Right now I’m having some much needed mom time. Not going to lie, the last few weeks have been hard. Jonathan’s job should be work from home most of the time. But as of late it hasn’t been. It hasn’t even been work from Houston. He has spent a lot of time in San Antonio. Leaving me home alone with a special needs 13yr old, a 3yr old and an infant.

I love my family. Adding Jonathan and his kids to my family has been a blessing. I love them. Our blended family works. And is amazing. After losing Stephen I was sure I would never find love again. That I didn’t even want to. But after time I met Jonathan. And I am blessed to have him in my life.

But home alone with the boys while Jonathan is working out of town is hard. By the end of the week my brain is fried. I want to complain about him working out of town and only being home on the weekends. But I can’t. It’s not a mom guilt thing. It’s not be being odd.
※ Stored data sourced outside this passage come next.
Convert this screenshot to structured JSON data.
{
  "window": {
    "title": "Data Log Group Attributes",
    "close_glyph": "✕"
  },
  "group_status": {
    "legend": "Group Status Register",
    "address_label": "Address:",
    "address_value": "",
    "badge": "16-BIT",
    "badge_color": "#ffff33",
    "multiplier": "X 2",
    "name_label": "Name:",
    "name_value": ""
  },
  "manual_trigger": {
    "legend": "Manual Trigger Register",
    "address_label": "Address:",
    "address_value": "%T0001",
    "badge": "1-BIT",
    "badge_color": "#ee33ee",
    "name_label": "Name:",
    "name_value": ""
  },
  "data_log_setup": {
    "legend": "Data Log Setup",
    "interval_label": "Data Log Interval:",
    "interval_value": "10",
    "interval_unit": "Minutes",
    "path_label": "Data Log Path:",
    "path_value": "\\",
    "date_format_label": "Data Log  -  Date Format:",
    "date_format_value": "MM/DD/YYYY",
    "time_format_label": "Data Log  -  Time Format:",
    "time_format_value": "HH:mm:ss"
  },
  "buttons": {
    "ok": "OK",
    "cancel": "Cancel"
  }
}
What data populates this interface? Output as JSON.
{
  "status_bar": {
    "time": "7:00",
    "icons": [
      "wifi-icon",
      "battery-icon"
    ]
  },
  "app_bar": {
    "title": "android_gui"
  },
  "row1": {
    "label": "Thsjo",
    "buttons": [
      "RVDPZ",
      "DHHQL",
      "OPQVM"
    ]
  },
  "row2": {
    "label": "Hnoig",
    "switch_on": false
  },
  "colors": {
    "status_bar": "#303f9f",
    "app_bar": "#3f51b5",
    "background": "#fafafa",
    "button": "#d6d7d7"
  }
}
It’s just my reality of knowing the difference between dead and out of town. So yes the week is super long and frustrating. But he is also back on the weekends.

Tonight when he got home he could tell I was spent. He told me he would order our dinner from the place we love and for me to just go up there and have a glass wine and then come home with dinner. So he called in the dinner while I’ve been sitting up here. Relaxing. Enjoying my glass and chatting with the bartender without having a kid all over me. Needing me.

As moms we often make our entire life about our kids and husband. It’s just what we do. But we also have to make sure we make time for ourselves. Even if it’s enjoying a glass of wine while we sit waiting for our food. Some check out time. To not need to be needing the needs of our families.

Yes I know how that may sound to some. But the reality is self care has to happen. We have to be able to recharge our batteries. I am of no use to my family if I don’t get some alone time. Some decompress, not parenting, not cleaning, not being a wife and mom moments.

So that’s what I’m taking right now. Our food is ready. It is sitting next to me. But I’m sitting here. Enjoying the live music and my glass of wine. Chatting with an adult, not a child. Yes I will pay the bills and go home soon. Because my kids are my life.

I am thankful that Jonathan could see my need to go out. To sit alone. Not needed by anyone. For him to be ok with my needing my time is super great.

Ladies. I know we want to be everything to everyone. But you also have to remember to take care of you. You are a better wife and mom if you are at peace with yourself. Self care isn’t a bad thing. It’s needed. Please remember to take time for yourself.